Link to Owner Dr. Robert B. Pamplin Jr.



Portland’s leaders are placing a lot of hope — and potentially a pile of money — on the possibility of turning abandoned properties into thriving commercial or industrial endeavors.

It’s good that the city is trying to address its brownfield problem — all 910 acres of it. Despite Portland’s lush greenery and its reputation as an environmentally clean city, it has more than its share of unsightly parcels of land. Abandoned gas stations, old industrial properties, and defunct dry cleaning businesses are examples of sites that likely are polluted and therefore classified as brownfields.

Many of these sites hold immense promise for improving their surrounding neighborhoods, first by removing an eyesore, and then by injecting new life in the form of mixed-use or other types of developments. That’s why we wholeheartedly agree with the city’s current push to identify the sites and work with various partners to turn them into something more appealing.

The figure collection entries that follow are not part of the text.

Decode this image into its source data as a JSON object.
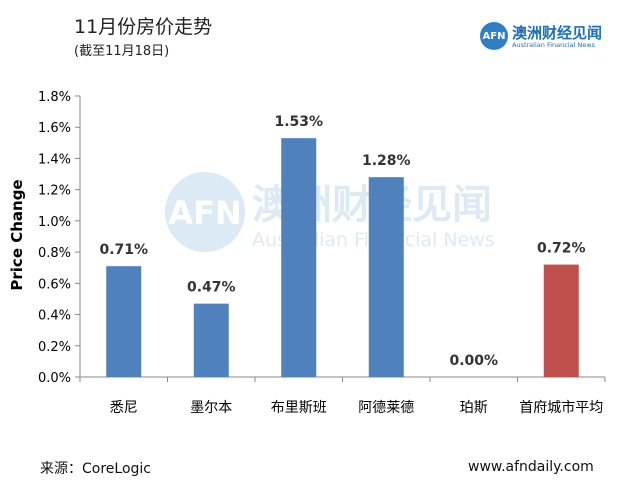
{
  "header": {
    "title": "11月份房价走势",
    "subtitle": "(截至11月18日)"
  },
  "logo": {
    "badge": "AFN",
    "name_cn": "澳洲财经见闻",
    "name_en": "Australian Financial News"
  },
  "watermark": {
    "badge": "AFN",
    "name_cn": "澳洲财经见闻",
    "name_en": "Australian Financial News"
  },
  "footer": {
    "source": "来源：CoreLogic",
    "website": "www.afndaily.com"
  },
  "colors": {
    "bar": "#4f81bd",
    "average_bar": "#c0504d",
    "brand": "#2f7fc4"
  },
  "chart_data": {
    "type": "bar",
    "title": "11月份房价走势",
    "subtitle": "(截至11月18日)",
    "xlabel": "",
    "ylabel": "Price Change",
    "ylim": [
      0,
      1.8
    ],
    "yticks": [
      0,
      0.2,
      0.4,
      0.6,
      0.8,
      1.0,
      1.2,
      1.4,
      1.6,
      1.8
    ],
    "ytick_labels": [
      "0.0%",
      "0.2%",
      "0.4%",
      "0.6%",
      "0.8%",
      "1.0%",
      "1.2%",
      "1.4%",
      "1.6%",
      "1.8%"
    ],
    "categories": [
      "悉尼",
      "墨尔本",
      "布里斯班",
      "阿德莱德",
      "珀斯",
      "首府城市平均"
    ],
    "values": [
      0.71,
      0.47,
      1.53,
      1.28,
      0.0,
      0.72
    ],
    "data_labels": [
      "0.71%",
      "0.47%",
      "1.53%",
      "1.28%",
      "0.00%",
      "0.72%"
    ],
    "grid": false,
    "legend": "none",
    "highlight_index": 5
  }
}
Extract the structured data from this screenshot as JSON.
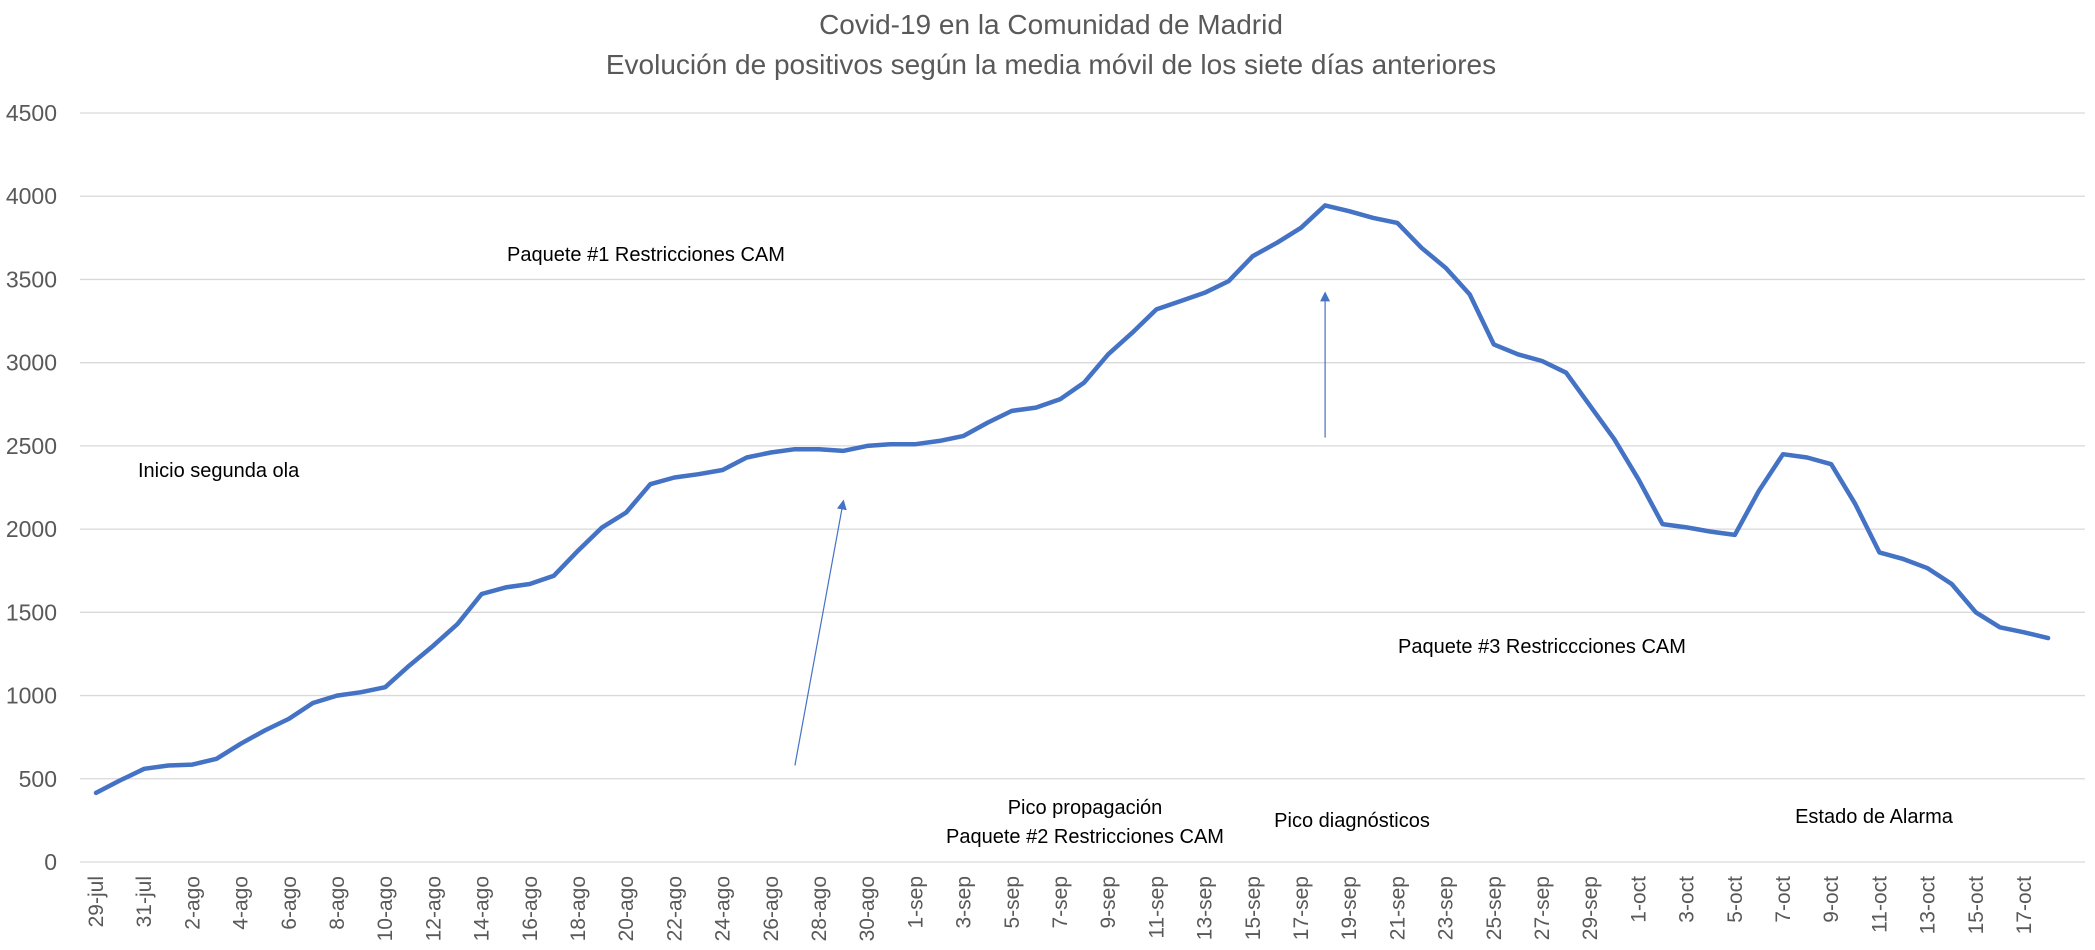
{
  "chart_data": {
    "type": "line",
    "title": "Covid-19 en la Comunidad de Madrid",
    "subtitle": "Evolución de positivos según la media móvil de los siete días anteriores",
    "xlabel": "",
    "ylabel": "",
    "ylim": [
      0,
      4500
    ],
    "yticks": [
      0,
      500,
      1000,
      1500,
      2000,
      2500,
      3000,
      3500,
      4000,
      4500
    ],
    "grid": true,
    "legend": "none",
    "colors": {
      "line": "#4472C4",
      "arrow": "#4472C4",
      "grid": "#D9D9D9",
      "text": "#595959"
    },
    "tick_labels": [
      "29-jul",
      "31-jul",
      "2-ago",
      "4-ago",
      "6-ago",
      "8-ago",
      "10-ago",
      "12-ago",
      "14-ago",
      "16-ago",
      "18-ago",
      "20-ago",
      "22-ago",
      "24-ago",
      "26-ago",
      "28-ago",
      "30-ago",
      "1-sep",
      "3-sep",
      "5-sep",
      "7-sep",
      "9-sep",
      "11-sep",
      "13-sep",
      "15-sep",
      "17-sep",
      "19-sep",
      "21-sep",
      "23-sep",
      "25-sep",
      "27-sep",
      "29-sep",
      "1-oct",
      "3-oct",
      "5-oct",
      "7-oct",
      "9-oct",
      "11-oct",
      "13-oct",
      "15-oct",
      "17-oct"
    ],
    "series": [
      {
        "values": [
          415,
          490,
          560,
          580,
          585,
          620,
          710,
          790,
          860,
          955,
          1000,
          1020,
          1050,
          1180,
          1300,
          1430,
          1610,
          1650,
          1670,
          1720,
          1870,
          2010,
          2100,
          2270,
          2310,
          2330,
          2355,
          2430,
          2460,
          2480,
          2480,
          2470,
          2500,
          2510,
          2510,
          2530,
          2560,
          2640,
          2710,
          2730,
          2780,
          2880,
          3050,
          3180,
          3320,
          3370,
          3420,
          3490,
          3640,
          3720,
          3810,
          3945,
          3910,
          3870,
          3840,
          3690,
          3570,
          3410,
          3110,
          3050,
          3010,
          2940,
          2740,
          2540,
          2300,
          2030,
          2010,
          1985,
          1965,
          2230,
          2450,
          2430,
          2390,
          2150,
          1860,
          1820,
          1765,
          1670,
          1500,
          1410,
          1380,
          1345
        ]
      }
    ],
    "annotations": [
      {
        "lines": [
          "Inicio segunda ola"
        ],
        "arrow_from": [
          29,
          580
        ],
        "arrow_to": [
          31,
          2160
        ]
      },
      {
        "lines": [
          "Paquete #1 Restricciones CAM"
        ],
        "arrow_from": [
          51,
          2550
        ],
        "arrow_to": [
          51,
          3410
        ]
      },
      {
        "lines": [
          "Pico propagación",
          "Paquete #2 Restricciones CAM"
        ],
        "arrow_from": [
          89,
          550
        ],
        "arrow_to": [
          89,
          2560
        ]
      },
      {
        "lines": [
          "Pico diagnósticos"
        ],
        "arrow_from": [
          98,
          520
        ],
        "arrow_to": [
          98,
          3560
        ]
      },
      {
        "lines": [
          "Paquete #3 Restriccciones CAM"
        ],
        "arrow_from": [
          101,
          1500
        ],
        "arrow_to": [
          99,
          3540
        ]
      },
      {
        "lines": [
          "Estado de Alarma"
        ],
        "arrow_from": [
          133,
          530
        ],
        "arrow_to": [
          133,
          1670
        ]
      }
    ]
  }
}
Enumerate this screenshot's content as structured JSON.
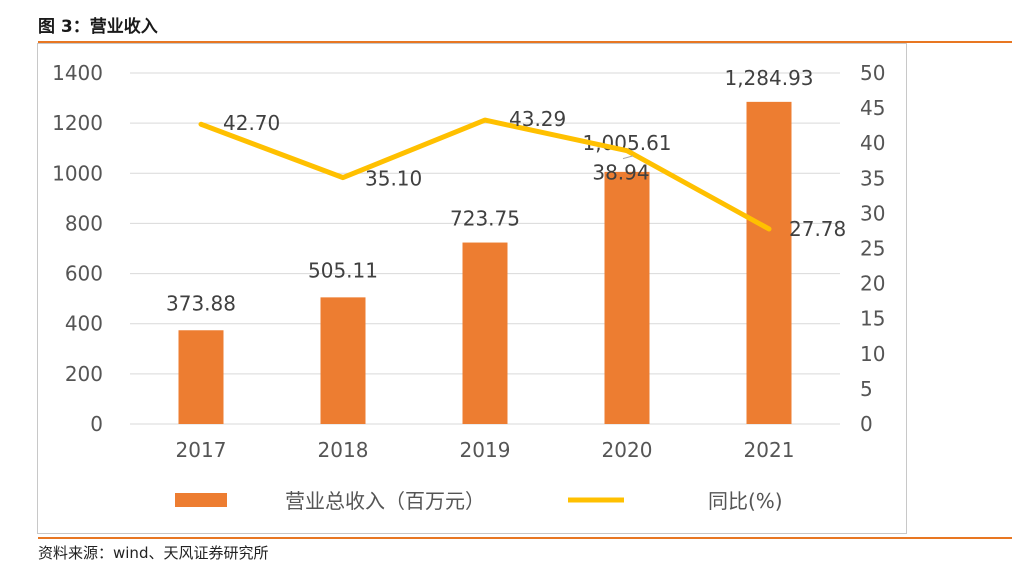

But when discussing the city of Portland and brownfields, it’s also important to strike a cautionary note: Brownfields, which can take decades to reclaim, cannot satisfy the short-term need for additional industrial land within the city.

Underscoring that point is the city’s goal regarding brownfields: It optimistically hopes to redevelop 60 percent of these brownfields in the next 25 years.

Clearly, city planners and others understand this will be a long-term process. That doesn’t mean, however, that it’s not worth pursuing. As reported by Jennifer Anderson in the Aug. 28 Portland Tribune, the Bureau of Planning and Sustainability has updated its inventory of brownfields, and the city is engaging the Bureau of Environmental Services, the Portland Development Commission, Metro and the private sector in its brownfield-reclamation effort.

The 60 percent cleanup goal is contained in a proposed draft of the city’s comprehensive plan. City leaders believe it’s possible to hit that goal in 25 years, but it will take work. Seventy percent of the brownfield acreage is in industrial districts, which are the hardest to develop because of the need to maintain existing industrial uses.

This is where the city cannot get too clever in attempting to claim it can meet its state-mandated requirement for industrial land. Brownfields aren’t immediately usable for development. So, if the Portland metro area wants to keep an adequate level of industrial land available for the next manufacturing company that arrives in town, it should not count on brownfields at all.

However, the brownfield initiative doesn’t have to be focused on industrial parcels to be successful. Commercial sites are equally — if not more — important.

These commercial properties, if developed properly, can help build communities. In cases where the city is able to provide financial incentives for developers to clean up commercial brownfield sites, then the city also can have more say in what gets developed.

A case in point is a site on Southeast 124th Avenue and Division Street that was featured in the Aug. 28 Tribune. The parcel is not within an urban renewal district, so the city and PDC have little control over what is developed. Neighbors don’t want another fast-food restaurant — they envision a mixed-use development of retail, offices and residential units.

The city can only offer carrots in situations such as this, to encourage the highest and best use of the property. It also can point to successful redevelopments of other brownfield sites: the Dharma Rain Center in Northeast Portland, the June Key Community Center and the community garden in Northeast Portland run by Groundwork Portland.

Money for redevelopment is, of course, the key ingredient for future successes. The city is hoping for funds from the 2015 Oregon Legislature, but that’s hardly a sure thing.

The city has taken an important step in its effort to clean up brownfield sites. The hardest work is yet to come, but this initiative also must be undertaken with realistic goals in mind. This should be about cleaning up blighted properties and improving neighborhoods — and perhaps eventually reclaiming industrial land for modern uses.

Meeting state land-use goals for industrial property is a related topic, but one that cannot wait for decades.